December 30, 2012 | By | No Comments


‘Archive’ is a single screen database video installation about the preservation and cataloguing of memory. Made of 16 reinforced file boxes, all backed with architectural tracing paper to form a simple back projection screen. Into these boxes are projected various films from the NWFA collection, footage of the NWFA itself, plus other bits and bobs exploring my own personal experiences in relation to preservation.

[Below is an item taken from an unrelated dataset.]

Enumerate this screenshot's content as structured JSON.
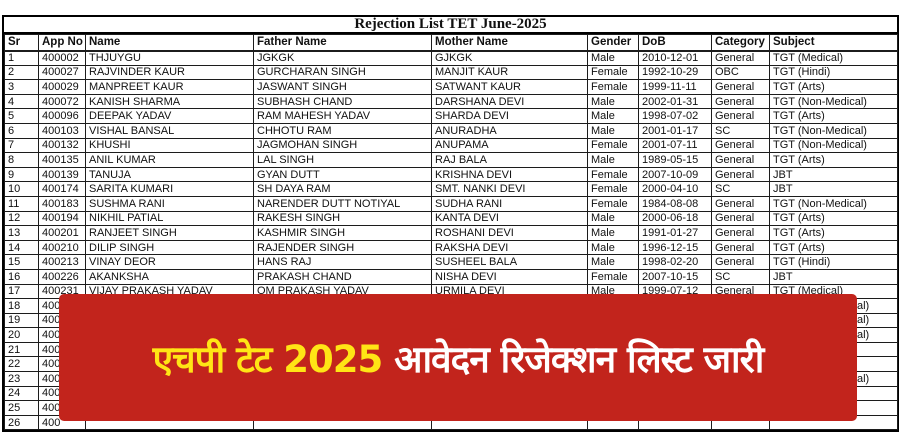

Shown as part of the Co-operative exhibition, Liverpool Biennial 2010 –

Like much of my work this is built using isadora to trigger and arrange a database of over 100 video clips. The patch arranges the videos in compositions to fit the grid created by the boxes. As a result, some lovely combinations occur of archive footage amongst the filming cabinets of the NWFA.

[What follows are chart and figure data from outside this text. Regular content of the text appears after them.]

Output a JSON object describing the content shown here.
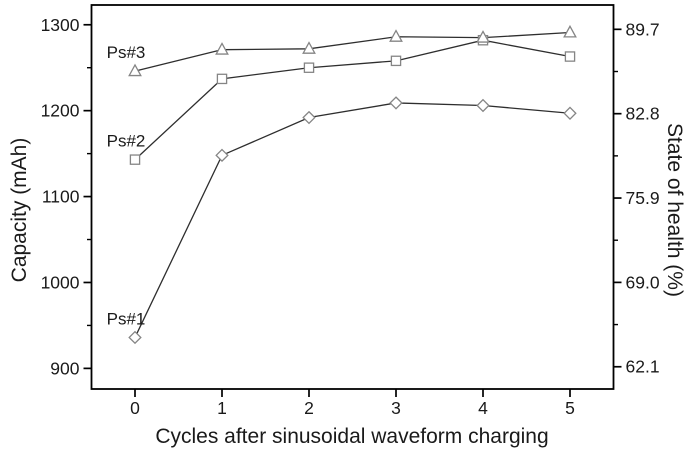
{
  "chart_data": {
    "type": "line",
    "title": "",
    "xlabel": "Cycles after sinusoidal waveform charging",
    "ylabel_left": "Capacity (mAh)",
    "ylabel_right": "State of health (%)",
    "x": [
      0,
      1,
      2,
      3,
      4,
      5
    ],
    "xlim": [
      -0.5,
      5.5
    ],
    "ylim_left": [
      876,
      1323
    ],
    "ylim_right": [
      60.28,
      91.69
    ],
    "grid": false,
    "legend": "inline-labels-at-first-point",
    "x_ticks": [
      {
        "value": 0,
        "label": "0"
      },
      {
        "value": 1,
        "label": "1"
      },
      {
        "value": 2,
        "label": "2"
      },
      {
        "value": 3,
        "label": "3"
      },
      {
        "value": 4,
        "label": "4"
      },
      {
        "value": 5,
        "label": "5"
      }
    ],
    "left_ticks": [
      {
        "value": 900,
        "label": "900"
      },
      {
        "value": 1000,
        "label": "1000"
      },
      {
        "value": 1100,
        "label": "1100"
      },
      {
        "value": 1200,
        "label": "1200"
      },
      {
        "value": 1300,
        "label": "1300"
      }
    ],
    "left_minor_ticks": [
      950,
      1050,
      1150,
      1250
    ],
    "right_ticks": [
      {
        "value": 62.1,
        "label": "62.1"
      },
      {
        "value": 69.0,
        "label": "69.0"
      },
      {
        "value": 75.9,
        "label": "75.9"
      },
      {
        "value": 82.8,
        "label": "82.8"
      },
      {
        "value": 89.7,
        "label": "89.7"
      }
    ],
    "right_minor_ticks": [
      65.55,
      72.45,
      79.35,
      86.25
    ],
    "series": [
      {
        "id": "ps1",
        "name": "Ps#1",
        "marker": "diamond",
        "axis": "left",
        "values": [
          936,
          1148,
          1192,
          1209,
          1206,
          1197
        ]
      },
      {
        "id": "ps2",
        "name": "Ps#2",
        "marker": "square",
        "axis": "left",
        "values": [
          1143,
          1237,
          1250,
          1258,
          1282,
          1263
        ]
      },
      {
        "id": "ps3",
        "name": "Ps#3",
        "marker": "triangle",
        "axis": "left",
        "values": [
          1246,
          1271,
          1272,
          1286,
          1285,
          1291
        ]
      }
    ],
    "colors": {
      "background": "#ffffff",
      "axis": "#000000",
      "text": "#1a1a1a",
      "line": "#2e2e2e",
      "marker_stroke": "#858585",
      "marker_fill": "#ffffff"
    }
  }
}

I don’t usually think of myself doing ’sculpture’ or ‘installation’, but as soon as you project anything the piece takes on a spatial dimension that has to be negotiated and in that sense becomes architectural (I have become very fond of the screen I have constructed from ‘R-Kive’ boxes). This piece was a way for me to document my experience within the North West Film Archive and explore the idea of selection and preservation in a much looser, more formal way than I could in Noah’s Ark.

It also let me bring in some other stuff taking place in my life whilst working on Noah’s Ark – namely the deterioration and death of my grandma, which I documented along the way. It is perhaps strange and morbid to do this, but it gave me some ownership of her memory, and infact some of the images are fascinating.